Entrons au Pizzo.
Comme on le comprend bien, le Pizzo, ainsi qu'Avignon, était pour moi presqu'un pèlerinage de famille. Si le maréchal Brune était mon parrain, le roi de Naples était l'ami de mon père. Enfant, j'ai tiré les favoris de l'un et les moustaches de l'autre, et plus d'une fois j'ai caracolé sur le sabre du vainqueur de Fribourg, coiffé du bonnet aux plumes éclatantes du héros d'Aboukir.
Je venais donc recueillir une à une, si je puis le dire, les dernières heures d'une des plus cruelles agonies dont les fastes de l'histoire aient conservé le souvenir.
J'avais pris toutes mes précautions d'avance. A Vulcano, on se le rappelle, les fils du général Nunziante m'avaient donné une lettre de recommandation pour le chevalier Alcala. Le chevalier Alcala, général du prince de l'Infantado, se trouvait en 1817 au Pizzo qu'il habite encore, et il avait rendu à Murat prisonnier tous les services qu'il avait pu lui rendre. Pendant tous les jours de sa captivité il lui avait fait visite, et enfin il avait pris congé de lui dans un dernier adieu, quelques instants avant sa mort.
J'eus à peine remis à M. le chevalier Alcala la lettre de recommandation dont j'étais porteur, qu'il comprit l'intérêt que je devais prendre aux moindres détails de la catastrophe dont je voulais me faire l'historien, et qu'il mit tous ses souvenir à ma disposition.
D'abord nous commençâmes par visiter le Pizzo. Le Pizzo est une petite ville de 15 ou 1,800 âmes, bâtie sur le prolongement d'un des contreforts de la grande chaîne de montagnes qui part des Apennins, un peu au-dessus de Potenza, et s'étend jusqu'à Reggio en divisant toute la Calabre.

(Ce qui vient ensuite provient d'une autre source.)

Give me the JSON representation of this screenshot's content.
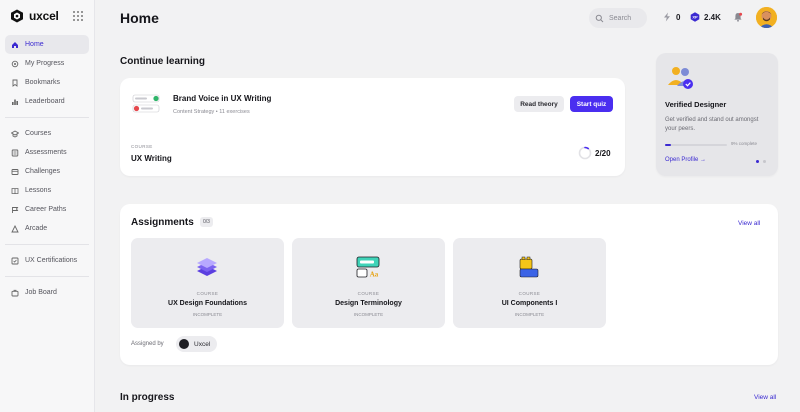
{
  "brand": {
    "name": "uxcel",
    "icon": "uxcel-logo-icon"
  },
  "sidebar": {
    "groups": [
      [
        {
          "label": "Home",
          "icon": "home-icon",
          "active": true
        },
        {
          "label": "My Progress",
          "icon": "progress-icon"
        },
        {
          "label": "Bookmarks",
          "icon": "bookmark-icon"
        },
        {
          "label": "Leaderboard",
          "icon": "leaderboard-icon"
        }
      ],
      [
        {
          "label": "Courses",
          "icon": "courses-icon"
        },
        {
          "label": "Assessments",
          "icon": "assessments-icon"
        },
        {
          "label": "Challenges",
          "icon": "challenges-icon"
        },
        {
          "label": "Lessons",
          "icon": "lessons-icon"
        },
        {
          "label": "Career Paths",
          "icon": "career-paths-icon"
        },
        {
          "label": "Arcade",
          "icon": "arcade-icon"
        }
      ],
      [
        {
          "label": "UX Certifications",
          "icon": "certification-icon"
        }
      ],
      [
        {
          "label": "Job Board",
          "icon": "job-board-icon"
        }
      ]
    ]
  },
  "header": {
    "title": "Home",
    "search_placeholder": "Search",
    "streak": "0",
    "points": "2.4K"
  },
  "continue_learning": {
    "title": "Continue learning",
    "lesson_title": "Brand Voice in UX Writing",
    "lesson_meta": "Content Strategy  •  11 exercises",
    "read_label": "Read theory",
    "start_label": "Start quiz",
    "course_kicker": "COURSE",
    "course_name": "UX Writing",
    "progress_text": "2/20",
    "progress_fraction": 0.1
  },
  "promo": {
    "title": "Verified Designer",
    "description": "Get verified and stand out amongst your peers.",
    "percent_label": "9% complete",
    "percent": 9,
    "link": "Open Profile →"
  },
  "assignments": {
    "title": "Assignments",
    "count": "0/3",
    "view_all": "View all",
    "tiles": [
      {
        "kicker": "COURSE",
        "name": "UX Design Foundations",
        "status": "INCOMPLETE",
        "icon": "layers-icon"
      },
      {
        "kicker": "COURSE",
        "name": "Design Terminology",
        "status": "INCOMPLETE",
        "icon": "typography-icon"
      },
      {
        "kicker": "COURSE",
        "name": "UI Components I",
        "status": "INCOMPLETE",
        "icon": "blocks-icon"
      }
    ],
    "assigned_by_label": "Assigned by",
    "assigned_by": "Uxcel"
  },
  "in_progress": {
    "title": "In progress",
    "view_all": "View all"
  },
  "colors": {
    "accent": "#4a2ef0",
    "background": "#f2f2f3"
  }
}
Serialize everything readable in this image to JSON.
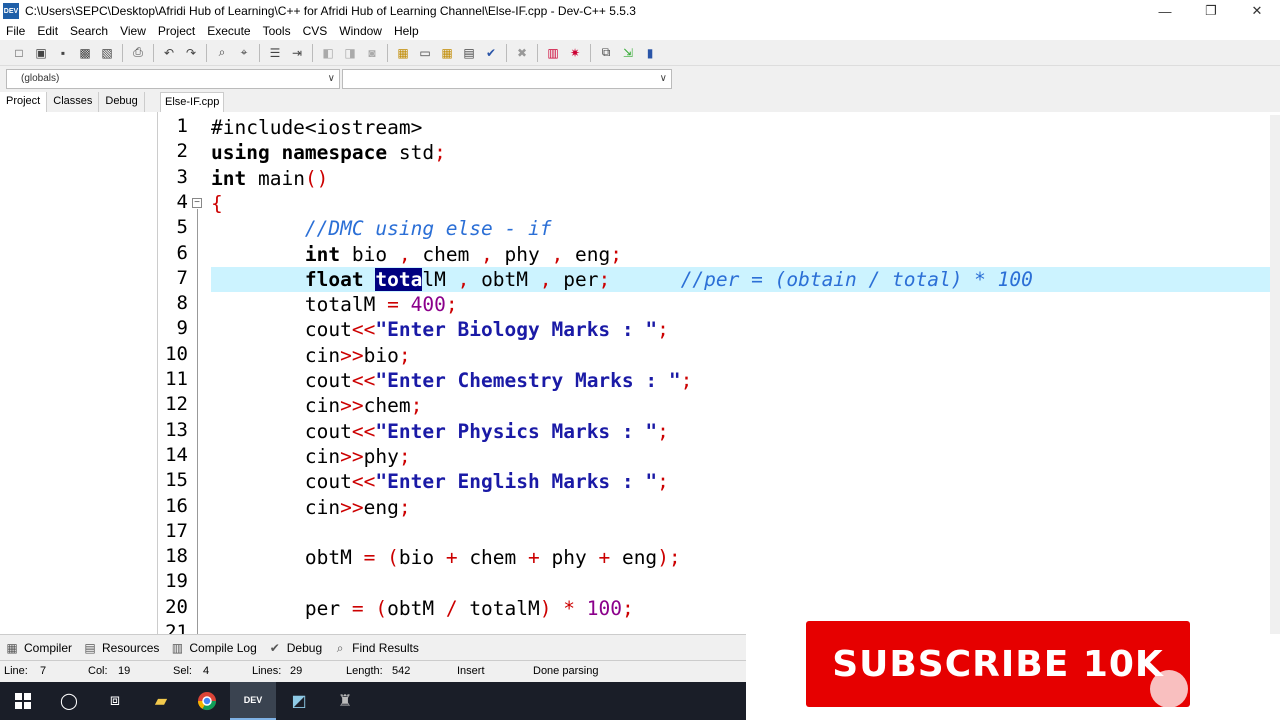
{
  "window": {
    "app_icon_label": "DEV",
    "title": "C:\\Users\\SEPC\\Desktop\\Afridi Hub of Learning\\C++ for Afridi Hub of Learning Channel\\Else-IF.cpp - Dev-C++ 5.5.3",
    "minimize": "—",
    "maximize": "❐",
    "close": "✕"
  },
  "menu": [
    "File",
    "Edit",
    "Search",
    "View",
    "Project",
    "Execute",
    "Tools",
    "CVS",
    "Window",
    "Help"
  ],
  "combos": {
    "scope": "(globals)",
    "member": ""
  },
  "left_tabs": [
    "Project",
    "Classes",
    "Debug"
  ],
  "file_tab": "Else-IF.cpp",
  "editor": {
    "line_numbers": [
      "1",
      "2",
      "3",
      "4",
      "5",
      "6",
      "7",
      "8",
      "9",
      "10",
      "11",
      "12",
      "13",
      "14",
      "15",
      "16",
      "17",
      "18",
      "19",
      "20",
      "21"
    ],
    "fold_marker": "−",
    "active_line": 7,
    "lines": [
      [
        {
          "t": "#include<iostream>",
          "c": "p"
        }
      ],
      [
        {
          "t": "using namespace ",
          "c": "k"
        },
        {
          "t": "std",
          "c": "p"
        },
        {
          "t": ";",
          "c": "o"
        }
      ],
      [
        {
          "t": "int ",
          "c": "k"
        },
        {
          "t": "main",
          "c": "p"
        },
        {
          "t": "()",
          "c": "o"
        }
      ],
      [
        {
          "t": "{",
          "c": "o"
        }
      ],
      [
        {
          "t": "        ",
          "c": "p"
        },
        {
          "t": "//DMC using else - if",
          "c": "c"
        }
      ],
      [
        {
          "t": "        ",
          "c": "p"
        },
        {
          "t": "int ",
          "c": "k"
        },
        {
          "t": "bio ",
          "c": "p"
        },
        {
          "t": ", ",
          "c": "o"
        },
        {
          "t": "chem ",
          "c": "p"
        },
        {
          "t": ", ",
          "c": "o"
        },
        {
          "t": "phy ",
          "c": "p"
        },
        {
          "t": ", ",
          "c": "o"
        },
        {
          "t": "eng",
          "c": "p"
        },
        {
          "t": ";",
          "c": "o"
        }
      ],
      [
        {
          "t": "        ",
          "c": "p"
        },
        {
          "t": "float ",
          "c": "k"
        },
        {
          "t": "tota",
          "c": "sel"
        },
        {
          "t": "lM ",
          "c": "p"
        },
        {
          "t": ", ",
          "c": "o"
        },
        {
          "t": "obtM ",
          "c": "p"
        },
        {
          "t": ", ",
          "c": "o"
        },
        {
          "t": "per",
          "c": "p"
        },
        {
          "t": ";",
          "c": "o"
        },
        {
          "t": "      ",
          "c": "p"
        },
        {
          "t": "//per = (obtain / total) * 100",
          "c": "c"
        }
      ],
      [
        {
          "t": "        ",
          "c": "p"
        },
        {
          "t": "totalM ",
          "c": "p"
        },
        {
          "t": "= ",
          "c": "o"
        },
        {
          "t": "400",
          "c": "n"
        },
        {
          "t": ";",
          "c": "o"
        }
      ],
      [
        {
          "t": "        ",
          "c": "p"
        },
        {
          "t": "cout",
          "c": "p"
        },
        {
          "t": "<<",
          "c": "o"
        },
        {
          "t": "\"Enter Biology Marks : \"",
          "c": "s"
        },
        {
          "t": ";",
          "c": "o"
        }
      ],
      [
        {
          "t": "        ",
          "c": "p"
        },
        {
          "t": "cin",
          "c": "p"
        },
        {
          "t": ">>",
          "c": "o"
        },
        {
          "t": "bio",
          "c": "p"
        },
        {
          "t": ";",
          "c": "o"
        }
      ],
      [
        {
          "t": "        ",
          "c": "p"
        },
        {
          "t": "cout",
          "c": "p"
        },
        {
          "t": "<<",
          "c": "o"
        },
        {
          "t": "\"Enter Chemestry Marks : \"",
          "c": "s"
        },
        {
          "t": ";",
          "c": "o"
        }
      ],
      [
        {
          "t": "        ",
          "c": "p"
        },
        {
          "t": "cin",
          "c": "p"
        },
        {
          "t": ">>",
          "c": "o"
        },
        {
          "t": "chem",
          "c": "p"
        },
        {
          "t": ";",
          "c": "o"
        }
      ],
      [
        {
          "t": "        ",
          "c": "p"
        },
        {
          "t": "cout",
          "c": "p"
        },
        {
          "t": "<<",
          "c": "o"
        },
        {
          "t": "\"Enter Physics Marks : \"",
          "c": "s"
        },
        {
          "t": ";",
          "c": "o"
        }
      ],
      [
        {
          "t": "        ",
          "c": "p"
        },
        {
          "t": "cin",
          "c": "p"
        },
        {
          "t": ">>",
          "c": "o"
        },
        {
          "t": "phy",
          "c": "p"
        },
        {
          "t": ";",
          "c": "o"
        }
      ],
      [
        {
          "t": "        ",
          "c": "p"
        },
        {
          "t": "cout",
          "c": "p"
        },
        {
          "t": "<<",
          "c": "o"
        },
        {
          "t": "\"Enter English Marks : \"",
          "c": "s"
        },
        {
          "t": ";",
          "c": "o"
        }
      ],
      [
        {
          "t": "        ",
          "c": "p"
        },
        {
          "t": "cin",
          "c": "p"
        },
        {
          "t": ">>",
          "c": "o"
        },
        {
          "t": "eng",
          "c": "p"
        },
        {
          "t": ";",
          "c": "o"
        }
      ],
      [],
      [
        {
          "t": "        ",
          "c": "p"
        },
        {
          "t": "obtM ",
          "c": "p"
        },
        {
          "t": "= ",
          "c": "o"
        },
        {
          "t": "(",
          "c": "o"
        },
        {
          "t": "bio ",
          "c": "p"
        },
        {
          "t": "+ ",
          "c": "o"
        },
        {
          "t": "chem ",
          "c": "p"
        },
        {
          "t": "+ ",
          "c": "o"
        },
        {
          "t": "phy ",
          "c": "p"
        },
        {
          "t": "+ ",
          "c": "o"
        },
        {
          "t": "eng",
          "c": "p"
        },
        {
          "t": ");",
          "c": "o"
        }
      ],
      [],
      [
        {
          "t": "        ",
          "c": "p"
        },
        {
          "t": "per ",
          "c": "p"
        },
        {
          "t": "= ",
          "c": "o"
        },
        {
          "t": "(",
          "c": "o"
        },
        {
          "t": "obtM ",
          "c": "p"
        },
        {
          "t": "/ ",
          "c": "o"
        },
        {
          "t": "totalM",
          "c": "p"
        },
        {
          "t": ") * ",
          "c": "o"
        },
        {
          "t": "100",
          "c": "n"
        },
        {
          "t": ";",
          "c": "o"
        }
      ],
      []
    ]
  },
  "bottom_tabs": [
    {
      "icon": "compiler-icon",
      "glyph": "▦",
      "label": "Compiler"
    },
    {
      "icon": "resources-icon",
      "glyph": "▤",
      "label": "Resources"
    },
    {
      "icon": "compile-log-icon",
      "glyph": "▥",
      "label": "Compile Log"
    },
    {
      "icon": "debug-icon",
      "glyph": "✔",
      "label": "Debug"
    },
    {
      "icon": "find-results-icon",
      "glyph": "⌕",
      "label": "Find Results"
    }
  ],
  "status": {
    "line_label": "Line:",
    "line_value": "7",
    "col_label": "Col:",
    "col_value": "19",
    "sel_label": "Sel:",
    "sel_value": "4",
    "lines_label": "Lines:",
    "lines_value": "29",
    "length_label": "Length:",
    "length_value": "542",
    "mode": "Insert",
    "message": "Done parsing"
  },
  "overlay": {
    "subscribe": "SUBSCRIBE 10K"
  },
  "colors": {
    "active_line_bg": "#ccf3ff",
    "subscribe_red": "#e60000",
    "taskbar": "#1a1e28"
  }
}
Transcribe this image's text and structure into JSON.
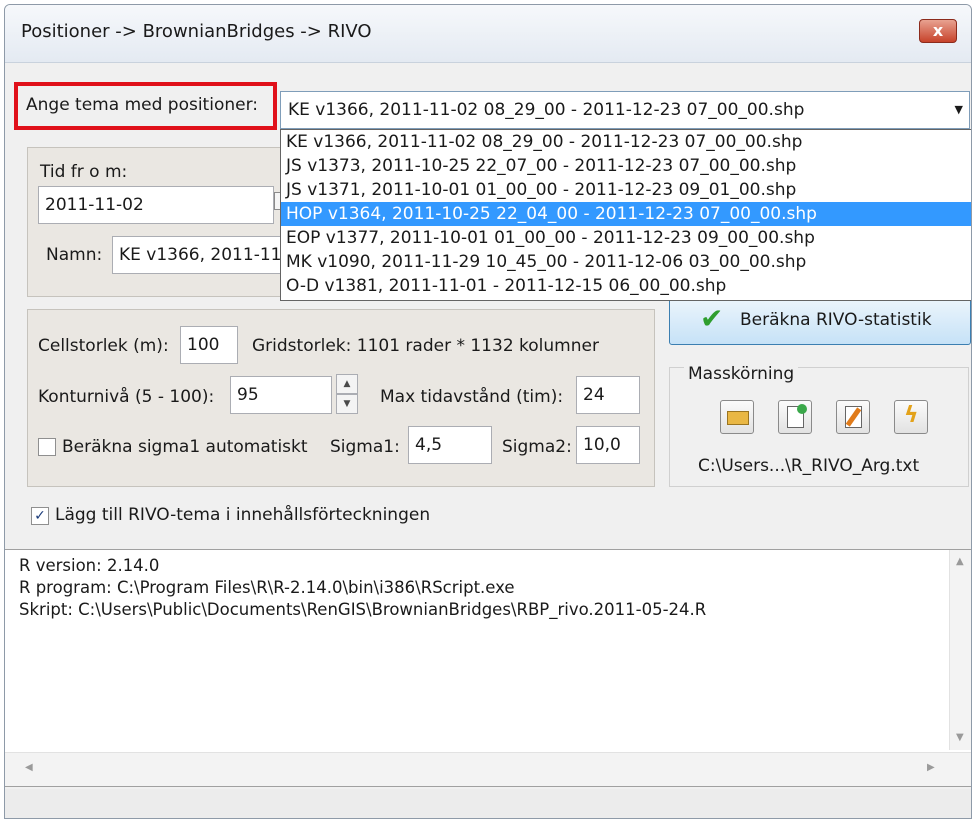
{
  "window": {
    "title": "Positioner -> BrownianBridges -> RIVO",
    "close_label": "x"
  },
  "theme": {
    "label": "Ange tema med positioner:",
    "selected": "KE v1366, 2011-11-02 08_29_00 - 2011-12-23 07_00_00.shp",
    "options": [
      "KE v1366, 2011-11-02 08_29_00 - 2011-12-23 07_00_00.shp",
      "JS v1373, 2011-10-25 22_07_00 - 2011-12-23 07_00_00.shp",
      "JS v1371, 2011-10-01 01_00_00 - 2011-12-23 09_01_00.shp",
      "HOP v1364, 2011-10-25 22_04_00 - 2011-12-23 07_00_00.shp",
      "EOP v1377, 2011-10-01 01_00_00 - 2011-12-23 09_00_00.shp",
      "MK v1090, 2011-11-29 10_45_00 - 2011-12-06 03_00_00.shp",
      "O-D v1381, 2011-11-01 - 2011-12-15 06_00_00.shp"
    ],
    "highlighted_index": 3
  },
  "time": {
    "label": "Tid fr o m:",
    "from_value": "2011-11-02"
  },
  "name": {
    "label": "Namn:",
    "value": "KE v1366, 2011-11"
  },
  "grid": {
    "cell_label": "Cellstorlek (m):",
    "cell_value": "100",
    "grid_size_text": "Gridstorlek: 1101 rader * 1132 kolumner",
    "contour_label": "Konturnivå (5 - 100):",
    "contour_value": "95",
    "max_label": "Max tidavstånd (tim):",
    "max_value": "24",
    "auto_sigma_label": "Beräkna sigma1 automatiskt",
    "auto_sigma_checked": false,
    "sigma1_label": "Sigma1:",
    "sigma1_value": "4,5",
    "sigma2_label": "Sigma2:",
    "sigma2_value": "10,0"
  },
  "compute_button_label": "Beräkna RIVO-statistik",
  "batch": {
    "label": "Masskörning",
    "path": "C:\\Users...\\R_RIVO_Arg.txt",
    "icons": [
      "open-folder-icon",
      "new-file-icon",
      "edit-file-icon",
      "run-lightning-icon"
    ]
  },
  "add_to_toc": {
    "label": "Lägg till RIVO-tema i innehållsförteckningen",
    "checked": true
  },
  "log": {
    "lines": [
      "R version: 2.14.0",
      "R program: C:\\Program Files\\R\\R-2.14.0\\bin\\i386\\RScript.exe",
      "Skript: C:\\Users\\Public\\Documents\\RenGIS\\BrownianBridges\\RBP_rivo.2011-05-24.R"
    ]
  },
  "colors": {
    "highlight": "#3399ff",
    "red_outline": "#e0101a",
    "check_green": "#2e9e2e"
  }
}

Comme à Scylla, ce contrefort s'étend jusqu'à la mer par une longue arête de rochers, sur le dernier desquels est bâtie la citadelle.
Des deux cotés, le Pizzo domine donc la plage de la hauteur d'une centaine de pieds. A sa droite est le golfe de Sainte-Euphémie, à sa gauche est la côte qui s'étend jusqu'au cap Lambroni.
Au milieu du Pizzo est une grande place de forme à peu près carrée, mal bâtie, et à laquelle aboutissent trois ou quatre rues tortueuses. A son extrémité méridionale, cette rue est ornée de la statue du roi Ferdinand, père de la reine Amélie et grand-père du roi de Naples actuel.
Des deux côtés de cette place il faut descendre pour arriver à la mer; à droite, on descend par une pente douce et sablonneuse; à gauche, par un escalier cyclopéen, formé, comme celui de Caprée, de larges dalles de granit.
Cet escalier descendu, on se trouve sur une plage parsemée de petites maisons ombragées de quelques oliviers; mais, à soixante pas du rivage, toute verdure manque, et l'on ne trouve plus qu'une nappe de sable, sur laquelle on enfonce jusqu'aux genoux.